Kim, by Rudyard Kipling

I made my daughter read Kim as part of her history this year (which features a whole lot of British Empire material), and once she was done I read it too.  I avoided Kim when I was a teen myself, mostly because it had the world's most boring cover, all yellow and dusty-looking.  (If you come from Bakersfield, a drought-stricken landscape book cover does not look exotic or attractive.)  If I'd known it was about India and spying and lamas, I would have snapped it up--well, maybe, since I also had an aversion to historical fiction.

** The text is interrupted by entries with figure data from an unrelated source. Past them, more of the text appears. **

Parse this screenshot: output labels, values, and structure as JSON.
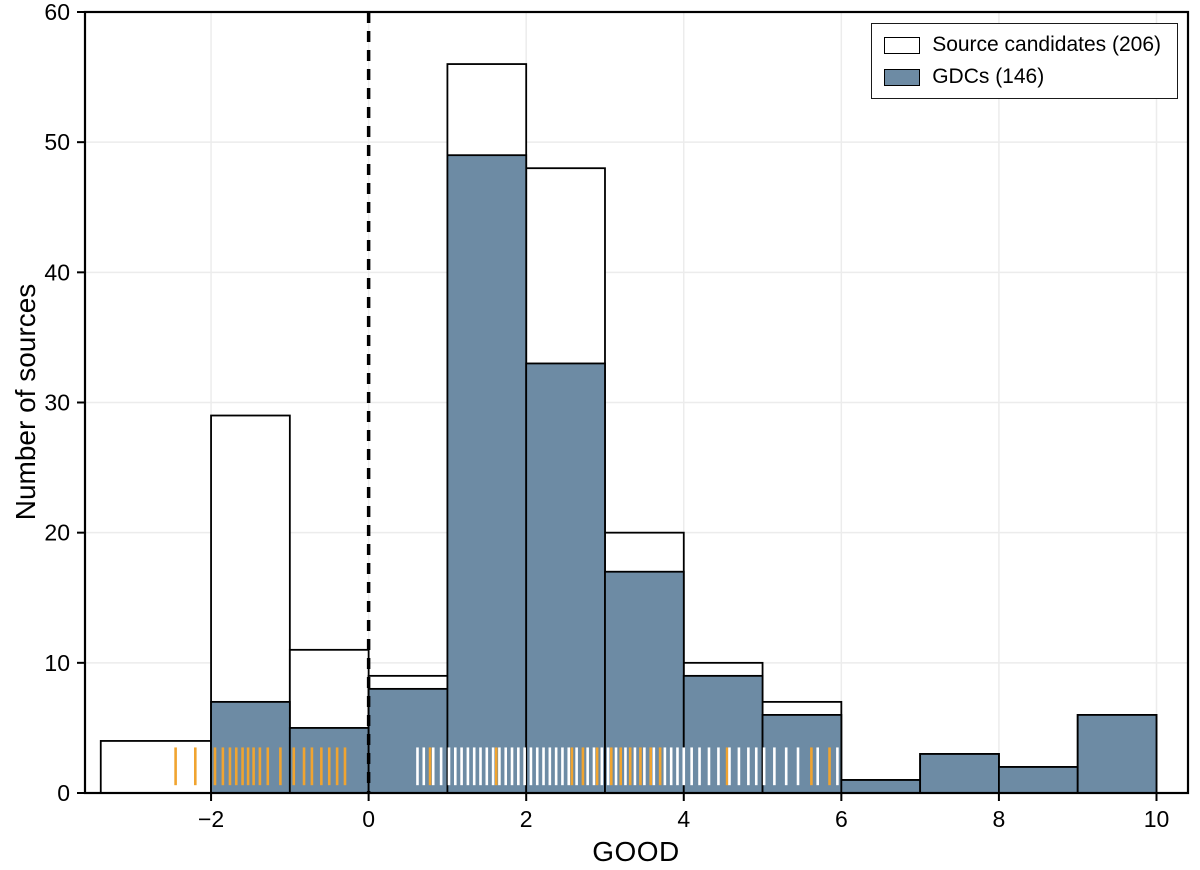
{
  "chart_data": {
    "type": "bar",
    "variant": "overlaid-histogram",
    "title": "",
    "xlabel": "GOOD",
    "ylabel": "Number of sources",
    "xlim": [
      -3.6,
      10.4
    ],
    "ylim": [
      0,
      60
    ],
    "x_tick_values": [
      -2,
      0,
      2,
      4,
      6,
      8,
      10
    ],
    "x_tick_labels": [
      "−2",
      "0",
      "2",
      "4",
      "6",
      "8",
      "10"
    ],
    "y_tick_values": [
      0,
      10,
      20,
      30,
      40,
      50,
      60
    ],
    "y_tick_labels": [
      "0",
      "10",
      "20",
      "30",
      "40",
      "50",
      "60"
    ],
    "bin_edges": [
      -3.4,
      -2,
      -1,
      0,
      1,
      2,
      3,
      4,
      5,
      6,
      7,
      8,
      9,
      10
    ],
    "series": [
      {
        "name": "Source candidates (206)",
        "values": [
          4,
          29,
          11,
          9,
          56,
          48,
          20,
          10,
          7,
          1,
          3,
          2,
          6
        ],
        "fill": "#ffffff",
        "edge": "#000000"
      },
      {
        "name": "GDCs (146)",
        "values": [
          0,
          7,
          5,
          8,
          49,
          33,
          17,
          9,
          6,
          1,
          3,
          2,
          6
        ],
        "fill": "#6d8ba4",
        "edge": "#000000"
      }
    ],
    "vline": {
      "x": 0,
      "color": "#000000",
      "dash": "11 8",
      "width": 3.5
    },
    "grid": {
      "show": true,
      "color": "#ececec",
      "width": 1.5
    },
    "rug": {
      "y_min": 0.6,
      "y_max": 3.5,
      "groups": [
        {
          "name": "orange-marks",
          "color": "#f0a430",
          "x": [
            -2.45,
            -2.2,
            -1.95,
            -1.85,
            -1.76,
            -1.68,
            -1.6,
            -1.53,
            -1.46,
            -1.38,
            -1.28,
            -1.12,
            -0.95,
            -0.82,
            -0.72,
            -0.6,
            -0.5,
            -0.4,
            -0.3,
            0.78,
            1.62,
            2.58,
            2.72,
            2.9,
            3.08,
            3.2,
            3.32,
            3.45,
            3.58,
            3.7,
            4.55,
            5.62,
            5.85
          ]
        },
        {
          "name": "white-marks",
          "color": "#ffffff",
          "x": [
            0.62,
            0.7,
            0.82,
            0.92,
            1.02,
            1.1,
            1.18,
            1.26,
            1.34,
            1.42,
            1.5,
            1.58,
            1.66,
            1.74,
            1.82,
            1.9,
            1.98,
            2.06,
            2.14,
            2.22,
            2.3,
            2.38,
            2.46,
            2.54,
            2.64,
            2.78,
            2.86,
            2.96,
            3.04,
            3.14,
            3.26,
            3.38,
            3.5,
            3.62,
            3.76,
            3.84,
            3.92,
            4.0,
            4.1,
            4.2,
            4.32,
            4.44,
            4.58,
            4.7,
            4.82,
            4.92,
            5.02,
            5.15,
            5.3,
            5.45,
            5.7,
            5.95
          ]
        }
      ]
    },
    "legend": {
      "position": "upper right",
      "entries": [
        {
          "label": "Source candidates (206)",
          "fill": "#ffffff"
        },
        {
          "label": "GDCs (146)",
          "fill": "#6d8ba4"
        }
      ]
    }
  }
}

Kim's father was an Irish soldier, but both mother and father died soon after his birth, and so Kim has grown up on the streets of Lahore, ignorant of his parentage.  He becomes a sort of apprentice and caretaker of a wandering Buddhist monk, a very learned lama--and he also undertakes some secret message-passing on the road.  Once Kim is noticed by a British officer, he is brought into the "Great Game" of espionage and competition with the Russians, but his priority is his relationship with his beloved lama.

It's kind of an odd plot actually, but it works.  Kipling wants to show you what he loved--the land and people of India--so he puts Kim on the road to see as much as possible.  And yes, it's from the perspective of a guy who truly believed in the British Empire.  But most of it is about the wonders of India.

Comments

  1. I am always making resolutions to read more Kipling. I love spies and India; colonialism not so much; and Kipling has such interesting prose. My heart is divided. :p

    (Your daughter's read the Just-So Stories, right?)

    ReplyDelete
  2. Yes, I know what you mean! Yep, she has read the Jungle Book and Just-So---i actually assigned Kim to her because she had already read those, and I figured she could go a bit further.